Perhaps the biggest question about the proposed changes is around the basic strategy of freeing up contracting authorities from highly structured processes, Instead, buyers will have more scope to design their own processes, within certain broad parameters around fairness and (to some extent) transparency. But that might increase the burden on suppliers if they have to cope with many different approaches and processes when they want to bid for government work, rather than just a handful of set procedures.

However, I don’t think in practice that politicians would have accepted a UK regime that was largely unchanged. “We need to show that we can do things better than the EU” would have been the (not unreasonable) objective behind the new rules. So that additional freedom was always likely to be part of the package – whether it “reduces bureaucracy” or increases it (from the supplier perspective) remains to be seen.
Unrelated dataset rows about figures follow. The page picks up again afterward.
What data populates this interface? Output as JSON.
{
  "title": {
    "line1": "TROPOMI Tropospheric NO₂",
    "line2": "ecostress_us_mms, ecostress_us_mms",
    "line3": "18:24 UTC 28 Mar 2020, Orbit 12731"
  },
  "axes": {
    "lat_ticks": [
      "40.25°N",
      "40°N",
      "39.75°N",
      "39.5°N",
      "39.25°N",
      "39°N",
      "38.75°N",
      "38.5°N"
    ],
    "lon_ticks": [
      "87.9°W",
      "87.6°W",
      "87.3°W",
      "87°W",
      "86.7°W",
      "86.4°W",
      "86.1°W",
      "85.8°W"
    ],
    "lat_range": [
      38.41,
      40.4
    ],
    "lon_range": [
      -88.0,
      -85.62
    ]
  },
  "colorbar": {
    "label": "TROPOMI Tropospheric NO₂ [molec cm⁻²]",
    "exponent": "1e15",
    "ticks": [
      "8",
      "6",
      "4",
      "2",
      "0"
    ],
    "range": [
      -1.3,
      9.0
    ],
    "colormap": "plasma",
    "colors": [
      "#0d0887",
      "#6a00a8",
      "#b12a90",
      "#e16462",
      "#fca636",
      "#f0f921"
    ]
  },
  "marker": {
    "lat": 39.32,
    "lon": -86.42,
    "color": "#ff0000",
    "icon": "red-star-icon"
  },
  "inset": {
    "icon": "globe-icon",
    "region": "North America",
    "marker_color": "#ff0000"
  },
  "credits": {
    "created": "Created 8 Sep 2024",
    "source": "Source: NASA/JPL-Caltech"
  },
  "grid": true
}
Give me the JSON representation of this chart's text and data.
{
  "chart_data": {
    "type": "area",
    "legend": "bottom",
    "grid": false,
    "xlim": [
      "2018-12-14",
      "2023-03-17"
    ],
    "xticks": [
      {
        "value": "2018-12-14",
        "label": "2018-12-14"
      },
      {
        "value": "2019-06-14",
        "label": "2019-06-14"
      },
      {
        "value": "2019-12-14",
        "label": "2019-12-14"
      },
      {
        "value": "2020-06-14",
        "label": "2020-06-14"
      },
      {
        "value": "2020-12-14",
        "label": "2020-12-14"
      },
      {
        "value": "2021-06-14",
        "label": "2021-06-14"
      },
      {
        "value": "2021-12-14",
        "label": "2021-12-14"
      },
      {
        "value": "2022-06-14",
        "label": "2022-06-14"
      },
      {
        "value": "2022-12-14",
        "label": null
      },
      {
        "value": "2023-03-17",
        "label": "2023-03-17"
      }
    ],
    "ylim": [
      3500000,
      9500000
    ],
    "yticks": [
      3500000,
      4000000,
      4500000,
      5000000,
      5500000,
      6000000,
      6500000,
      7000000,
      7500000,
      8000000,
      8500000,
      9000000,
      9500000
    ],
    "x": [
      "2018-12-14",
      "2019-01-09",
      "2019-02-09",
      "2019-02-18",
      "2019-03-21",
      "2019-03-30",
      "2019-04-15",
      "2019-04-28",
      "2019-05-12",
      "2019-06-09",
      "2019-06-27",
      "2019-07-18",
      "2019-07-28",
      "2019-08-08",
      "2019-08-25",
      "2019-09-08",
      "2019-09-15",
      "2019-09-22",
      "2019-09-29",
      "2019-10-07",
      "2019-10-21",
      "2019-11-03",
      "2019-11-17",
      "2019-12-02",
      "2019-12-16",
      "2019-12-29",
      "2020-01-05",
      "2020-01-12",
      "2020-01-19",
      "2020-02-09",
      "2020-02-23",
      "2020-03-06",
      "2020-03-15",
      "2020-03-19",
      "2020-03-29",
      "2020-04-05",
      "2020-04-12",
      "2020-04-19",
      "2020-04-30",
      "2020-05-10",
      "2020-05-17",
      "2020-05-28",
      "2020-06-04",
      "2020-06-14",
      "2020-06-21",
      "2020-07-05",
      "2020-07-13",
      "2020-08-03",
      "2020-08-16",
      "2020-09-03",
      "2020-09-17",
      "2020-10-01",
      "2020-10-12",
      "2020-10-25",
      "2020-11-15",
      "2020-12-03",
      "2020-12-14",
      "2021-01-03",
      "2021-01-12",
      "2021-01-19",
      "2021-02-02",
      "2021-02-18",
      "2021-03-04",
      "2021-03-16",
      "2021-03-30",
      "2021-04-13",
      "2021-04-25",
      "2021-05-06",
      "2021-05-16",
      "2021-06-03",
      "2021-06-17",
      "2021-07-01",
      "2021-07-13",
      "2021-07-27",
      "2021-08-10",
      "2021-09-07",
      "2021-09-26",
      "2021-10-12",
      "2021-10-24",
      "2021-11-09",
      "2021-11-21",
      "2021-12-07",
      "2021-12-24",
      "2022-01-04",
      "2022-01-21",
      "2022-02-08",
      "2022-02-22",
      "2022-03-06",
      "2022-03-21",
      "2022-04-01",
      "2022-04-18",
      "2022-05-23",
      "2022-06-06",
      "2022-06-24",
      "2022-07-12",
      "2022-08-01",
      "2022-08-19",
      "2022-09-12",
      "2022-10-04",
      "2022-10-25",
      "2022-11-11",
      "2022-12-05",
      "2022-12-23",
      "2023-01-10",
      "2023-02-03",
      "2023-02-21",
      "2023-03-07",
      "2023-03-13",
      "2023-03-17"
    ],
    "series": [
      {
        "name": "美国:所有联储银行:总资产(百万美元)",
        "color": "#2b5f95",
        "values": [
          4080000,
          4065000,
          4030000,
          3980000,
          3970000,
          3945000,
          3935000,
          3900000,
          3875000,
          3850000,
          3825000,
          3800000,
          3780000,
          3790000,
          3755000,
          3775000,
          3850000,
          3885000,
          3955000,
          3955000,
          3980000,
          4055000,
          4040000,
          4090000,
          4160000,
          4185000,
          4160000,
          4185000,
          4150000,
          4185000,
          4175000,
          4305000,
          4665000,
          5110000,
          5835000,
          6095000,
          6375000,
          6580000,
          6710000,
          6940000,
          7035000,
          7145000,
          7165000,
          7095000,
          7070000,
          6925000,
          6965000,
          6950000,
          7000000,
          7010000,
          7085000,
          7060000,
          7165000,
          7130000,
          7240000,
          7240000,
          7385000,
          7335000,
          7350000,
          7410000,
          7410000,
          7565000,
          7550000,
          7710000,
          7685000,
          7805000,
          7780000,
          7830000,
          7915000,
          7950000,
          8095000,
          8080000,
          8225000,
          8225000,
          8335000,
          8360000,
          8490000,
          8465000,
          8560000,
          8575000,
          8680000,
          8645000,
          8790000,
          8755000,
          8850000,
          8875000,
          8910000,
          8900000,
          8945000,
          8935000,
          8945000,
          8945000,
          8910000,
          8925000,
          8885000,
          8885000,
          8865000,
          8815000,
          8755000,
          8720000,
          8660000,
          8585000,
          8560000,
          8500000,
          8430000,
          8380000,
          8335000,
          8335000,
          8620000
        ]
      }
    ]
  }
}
Similarly, we will have to see whether that freedom leads to more commercial approaches to procurement, better use of negotiation and ultimately better value for the taxpayer. Or will it mean  more corrupt procurement, with the flexibility used to give contracts to friends, relatives, cronies, attractive blond American IT experts and random pub landlords? 

That uncertainty means we won’t know for several years whether the new regulations are a success or not. And that leads to a final question – how will we know?  What are the critical success measures, the results, outputs or outcomes that would lead us to say, “yes, the new procurement regulations really have made a difference”?   I’ll leave that question for another day.